[Python network programming]gevent httpclient and Web page encoding

Source: Internet
Author: User

Before I saw geventhttpclient this project, https://github.com/gwik/geventhttpclient, the official document said very quickly, because the response used the C parsing, so I always wanted to use this thing in the project,

These two days have been tangled up this thing, say a word, more difficult to use, the package does not give the force, the biggest defects such as the following:

1. Redirection is not supported, redirection is required to write yourself, very troublesome

2. The newly created HttpClient object can only send requests for the same domain name

This is quite an egg ache, I took a little time to encapsulate a bit, conquer the above two problems, but also added their own active codec problems, code such as the following:

#!/usr/bin/env python#-*-encoding:utf-8-*-import refrom geventhttpclient.url import Urlfrom geventhttpclient.client Import httpclient,httpclientpoolfrom urlparse import urljoin#from core.common Import urljoinheaders = {' Accept ': ' Tex t/html,application/xhtml+xml,application/xml;q=0.9,*/*;q=0.8 ', ' user-agent ': ' mozilla/5.0 (Windows NT 6.1; WOW64; rv:29.0) gecko/20100101 firefox/29.0 '}defaulf_method = "GET" max_redirect_time = 10default_page_encoding = "UTF8" class Differdomainexception (Exception): "" "If request different domain url,geventhttpclient would throw it, see gevent. Client ' Raise ValueError ("Invalid host in URL") ' "" "Def __init__ (Self,uri): Self.args = URI Self.uri = Uriclass maxredirectexception (Exception): def __init__ (self,response): Self.args = Response Self.respon SE = Responseclass HTTP (HTTPClient): def request (Self,request_uri, method=defaulf_method,body=b "", Headers={},follow_ Redirect=true,redirects=max_redirect_time): if body and method = = Defaulf_method:method = "POST" h = [K.title () for K in Headers.iterkey S ()] Headers.update (Dict ([(k,v) for k,v in Headers.iteritems () if k not in h])) response = Super (http,s ELF). Request (method, Request_uri, body, headers) if Follow_redirect and Response.status_code in (301,302,303,307) a nd Response.method in ("GET", "POST"): If redirects:location = Response.get (' location ') or RESPO Nse.get (' content-location ') or response.get (' uri ') if location:location = Urljoin (reque st_uri,location) if not Location.startswith (self._base_url_string): Raise differ Domainexception (location) return Self.request (location, method, body, headers, follow_redirect,redirect s-1) else:raise maxredirectexception (response) return Responseclass Httppool (httpclientp OOL): Def get_client (Self, URL): If not isinstance (URL, url): url = URL (url) client_key = Url.host, Url.port tr Y:return Self.clients[client_key] except keyerror:client = Http.from_url (URL, **self.clien T_args) Self.clients[client_key] = client return Client_poll = Httppool (network_timeout=100,connecti on_timeout=100) Meta_charset_regex = Re.compile (R ' (SI) 
In the test page coding problem encountered some problems, see the following:

Because the head of the request first arrived, so we generally feel that the content of the return encoding is based on the head first, assuming no longer look at the page encoding.

We look at NetEase's code, head for GBK, Web page for gb2312, but with gb2312 decoding incredibly have problems,??? I'm very puzzled, why are you guys so big?

But using the head GBK decoding is normal, which also proves that the head coding takes precedence. Supposedly the page encoding is to tell the browser to gb2312 display, but there are obvious problems, how does the browser do?


We look at Sina again, this more let me depressed, who to rescue me ah?
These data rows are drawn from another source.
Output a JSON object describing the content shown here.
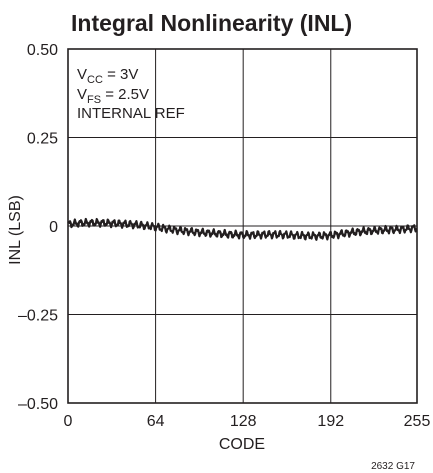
{
  "chart_data": {
    "type": "line",
    "title": "Integral Nonlinearity (INL)",
    "xlabel": "CODE",
    "ylabel": "INL (LSB)",
    "xlim": [
      0,
      255
    ],
    "ylim": [
      -0.5,
      0.5
    ],
    "x_ticks": [
      "0",
      "64",
      "128",
      "192",
      "255"
    ],
    "y_ticks": [
      "0.50",
      "0.25",
      "0",
      "–0.25",
      "–0.50"
    ],
    "grid": true,
    "annotations": {
      "vcc_label": "V",
      "vcc_sub": "CC",
      "vcc_value": " = 3V",
      "vfs_label": "V",
      "vfs_sub": "FS",
      "vfs_value": " = 2.5V",
      "ref": "INTERNAL REF"
    },
    "figure_id": "2632 G17",
    "series": [
      {
        "x": [
          0,
          8,
          16,
          24,
          32,
          40,
          48,
          56,
          64,
          72,
          80,
          88,
          96,
          104,
          112,
          120,
          128,
          136,
          144,
          152,
          160,
          168,
          176,
          184,
          192,
          200,
          208,
          216,
          224,
          232,
          240,
          248,
          255
        ],
        "values": [
          0.005,
          0.008,
          0.009,
          0.009,
          0.008,
          0.006,
          0.004,
          0.001,
          -0.003,
          -0.008,
          -0.012,
          -0.015,
          -0.018,
          -0.02,
          -0.022,
          -0.024,
          -0.025,
          -0.025,
          -0.024,
          -0.024,
          -0.025,
          -0.027,
          -0.028,
          -0.028,
          -0.026,
          -0.022,
          -0.018,
          -0.015,
          -0.013,
          -0.011,
          -0.01,
          -0.008,
          -0.005
        ]
      }
    ]
  }
}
[Python network programming]gevent httpclient and Web page encoding

Contact Us

The content source of this page is from Internet, which doesn't represent Alibaba Cloud's opinion; products and services mentioned on that page don't have any relationship with Alibaba Cloud. If the content of the page makes you feel confusing, please write us an email, we will handle the problem within 5 days after receiving your email.

If you find any instances of plagiarism from the community, please send an email to: info-contact@alibabacloud.com and provide relevant evidence. A staff member will contact you within 5 working days.
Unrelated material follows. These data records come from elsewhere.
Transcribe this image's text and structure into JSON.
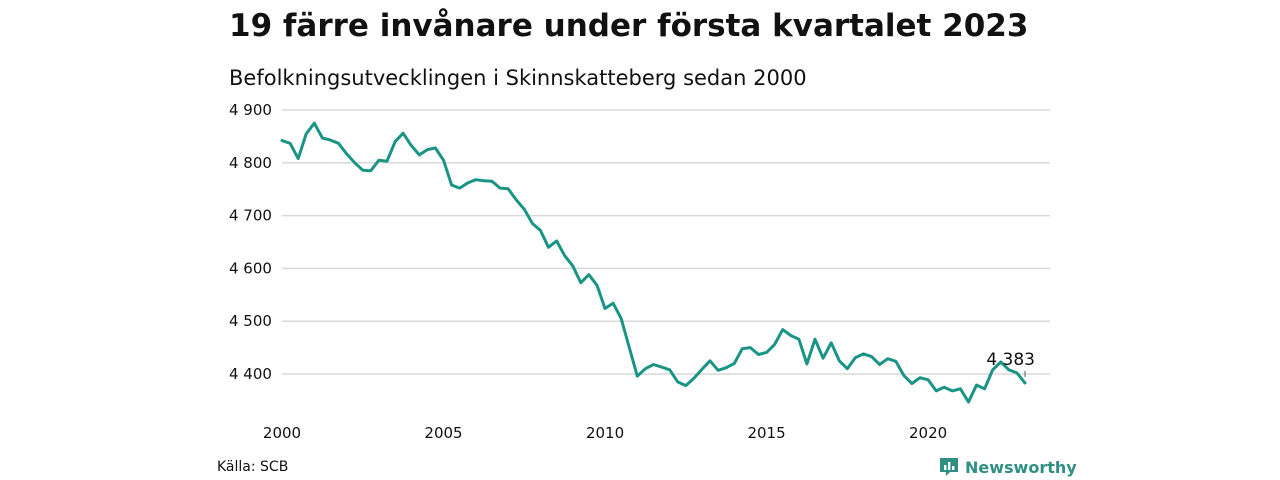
{
  "title": "19 färre invånare under första kvartalet 2023",
  "subtitle": "Befolkningsutvecklingen i Skinnskatteberg sedan 2000",
  "source": "Källa: SCB",
  "brand": "Newsworthy",
  "colors": {
    "line": "#1a9484",
    "grid": "#d9d9d9",
    "brand": "#2f8f83"
  },
  "icons": {
    "brand_logo": "bar-chart-badge-icon"
  },
  "chart_data": {
    "type": "line",
    "title": "",
    "xlabel": "",
    "ylabel": "",
    "ylim": [
      4340,
      4900
    ],
    "xlim": [
      2000,
      2024
    ],
    "y_ticks": [
      4400,
      4500,
      4600,
      4700,
      4800,
      4900
    ],
    "y_tick_labels": [
      "4 400",
      "4 500",
      "4 600",
      "4 700",
      "4 800",
      "4 900"
    ],
    "x_ticks": [
      2000,
      2005,
      2010,
      2015,
      2020
    ],
    "x_tick_labels": [
      "2000",
      "2005",
      "2010",
      "2015",
      "2020"
    ],
    "grid": "horizontal",
    "last_value_label": "4 383",
    "series": [
      {
        "points": [
          [
            "2000-Q1",
            4842
          ],
          [
            "2000-Q2",
            4837
          ],
          [
            "2000-Q3",
            4808
          ],
          [
            "2000-Q4",
            4855
          ],
          [
            "2001-Q1",
            4875
          ],
          [
            "2001-Q2",
            4847
          ],
          [
            "2001-Q3",
            4843
          ],
          [
            "2001-Q4",
            4837
          ],
          [
            "2002-Q1",
            4817
          ],
          [
            "2002-Q2",
            4800
          ],
          [
            "2002-Q3",
            4786
          ],
          [
            "2002-Q4",
            4785
          ],
          [
            "2003-Q1",
            4805
          ],
          [
            "2003-Q2",
            4803
          ],
          [
            "2003-Q3",
            4840
          ],
          [
            "2003-Q4",
            4856
          ],
          [
            "2004-Q1",
            4833
          ],
          [
            "2004-Q2",
            4815
          ],
          [
            "2004-Q3",
            4825
          ],
          [
            "2004-Q4",
            4828
          ],
          [
            "2005-Q1",
            4805
          ],
          [
            "2005-Q2",
            4758
          ],
          [
            "2005-Q3",
            4752
          ],
          [
            "2005-Q4",
            4762
          ],
          [
            "2006-Q1",
            4768
          ],
          [
            "2006-Q2",
            4766
          ],
          [
            "2006-Q3",
            4765
          ],
          [
            "2006-Q4",
            4752
          ],
          [
            "2007-Q1",
            4751
          ],
          [
            "2007-Q2",
            4730
          ],
          [
            "2007-Q3",
            4712
          ],
          [
            "2007-Q4",
            4685
          ],
          [
            "2008-Q1",
            4672
          ],
          [
            "2008-Q2",
            4640
          ],
          [
            "2008-Q3",
            4652
          ],
          [
            "2008-Q4",
            4624
          ],
          [
            "2009-Q1",
            4605
          ],
          [
            "2009-Q2",
            4573
          ],
          [
            "2009-Q3",
            4588
          ],
          [
            "2009-Q4",
            4568
          ],
          [
            "2010-Q1",
            4524
          ],
          [
            "2010-Q2",
            4534
          ],
          [
            "2010-Q3",
            4505
          ],
          [
            "2010-Q4",
            4450
          ],
          [
            "2011-Q1",
            4396
          ],
          [
            "2011-Q2",
            4410
          ],
          [
            "2011-Q3",
            4418
          ],
          [
            "2011-Q4",
            4413
          ],
          [
            "2012-Q1",
            4408
          ],
          [
            "2012-Q2",
            4385
          ],
          [
            "2012-Q3",
            4378
          ],
          [
            "2012-Q4",
            4392
          ],
          [
            "2013-Q1",
            4409
          ],
          [
            "2013-Q2",
            4425
          ],
          [
            "2013-Q3",
            4407
          ],
          [
            "2013-Q4",
            4412
          ],
          [
            "2014-Q1",
            4420
          ],
          [
            "2014-Q2",
            4448
          ],
          [
            "2014-Q3",
            4450
          ],
          [
            "2014-Q4",
            4437
          ],
          [
            "2015-Q1",
            4441
          ],
          [
            "2015-Q2",
            4456
          ],
          [
            "2015-Q3",
            4484
          ],
          [
            "2015-Q4",
            4473
          ],
          [
            "2016-Q1",
            4466
          ],
          [
            "2016-Q2",
            4419
          ],
          [
            "2016-Q3",
            4466
          ],
          [
            "2016-Q4",
            4430
          ],
          [
            "2017-Q1",
            4459
          ],
          [
            "2017-Q2",
            4425
          ],
          [
            "2017-Q3",
            4410
          ],
          [
            "2017-Q4",
            4431
          ],
          [
            "2018-Q1",
            4438
          ],
          [
            "2018-Q2",
            4433
          ],
          [
            "2018-Q3",
            4418
          ],
          [
            "2018-Q4",
            4429
          ],
          [
            "2019-Q1",
            4424
          ],
          [
            "2019-Q2",
            4397
          ],
          [
            "2019-Q3",
            4382
          ],
          [
            "2019-Q4",
            4393
          ],
          [
            "2020-Q1",
            4389
          ],
          [
            "2020-Q2",
            4368
          ],
          [
            "2020-Q3",
            4375
          ],
          [
            "2020-Q4",
            4368
          ],
          [
            "2021-Q1",
            4372
          ],
          [
            "2021-Q2",
            4347
          ],
          [
            "2021-Q3",
            4379
          ],
          [
            "2021-Q4",
            4372
          ],
          [
            "2022-Q1",
            4408
          ],
          [
            "2022-Q2",
            4423
          ],
          [
            "2022-Q3",
            4408
          ],
          [
            "2022-Q4",
            4402
          ],
          [
            "2023-Q1",
            4383
          ]
        ]
      }
    ]
  }
}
A Free Trial That Lets You Build Big!

Start building with 50+ products and up to 12 months usage for Elastic Compute Service

  • Sales Support

    1 on 1 presale consultation

  • After-Sales Support

    24/7 Technical Support 6 Free Tickets per Quarter Faster Response

  • Alibaba Cloud offers highly flexible support services tailored to meet your exact needs.